Pourquoi lui parles-tu tout bas ? (À Louise.) Qu’est-ce qu’il te disait ?

Louise.

Rien, monsieur, des bêtises !

Coqueret.

Ah ! non, monsieur, c’était pas des bêtises ! Je lui disais d’embrasser monsieur. C’était pour faire plaisir à monsieur ! Vrai !

Durand

Non ! elle a raison d’être plus réservée, plus sérieuse dans ses manières, à présent qu’elle est grande.

Coqueret.

C’est donc ça qu’elle ne veut plus que je l’embrasse, moi ? Mais avec monsieur, qui est âgé, c’est pas la même chose.

Durand.

Âgé,… âgé !…

Louise.

Voyons, monsieur, mettez-vous donc à votre aise ! (À Coqueret.) Va lui chercher sa veste et ses pantoufles. (Coqueret sort en courant par la porte de droite qui conduit à la chambre de M. Durand.)


Scène VI.

DURAND, LOUISE.
Louise.

Si vous êtes venu de la ville à pied, vous devez être las !

Durand.

Las, moi ? Ah çà ! M. Coqueret, ton élève, t’a donc persuadé que je suis bien vieux ?

Louise.

Vous n’êtes pas vieux, mais vous n’êtes plus tout jeune.

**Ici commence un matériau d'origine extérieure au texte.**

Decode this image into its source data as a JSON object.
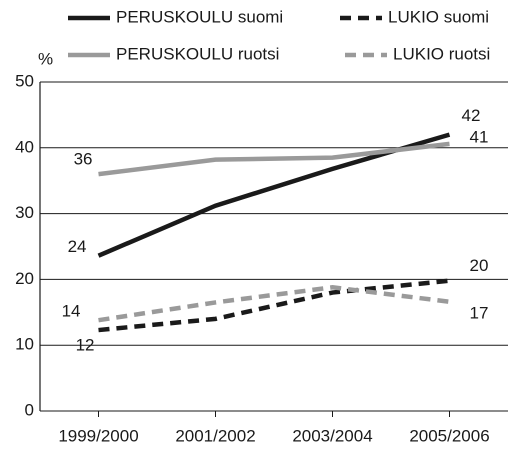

Et votre vilain rhume que vous ne voulez pas soigner ! Vous avez déjà toussé trois fois depuis trois minutes.

Durand.

Bah ! qu’est-ce que ça fait ? Avec un petit mal chronique, on vit cinquante ans de plus ! Voyons, qu’as-tu fait de bon en mon absence ? Tu t’es faite l’institutrice de Coqueret, à ce qu’il m’a dit ?

Louise.

Ah ! il vous a dit…

Durand.

Que tu l’avais entrepris sur le granit ; mais c’est peine perdue : tu n’en feras jamais rien qu’un âne.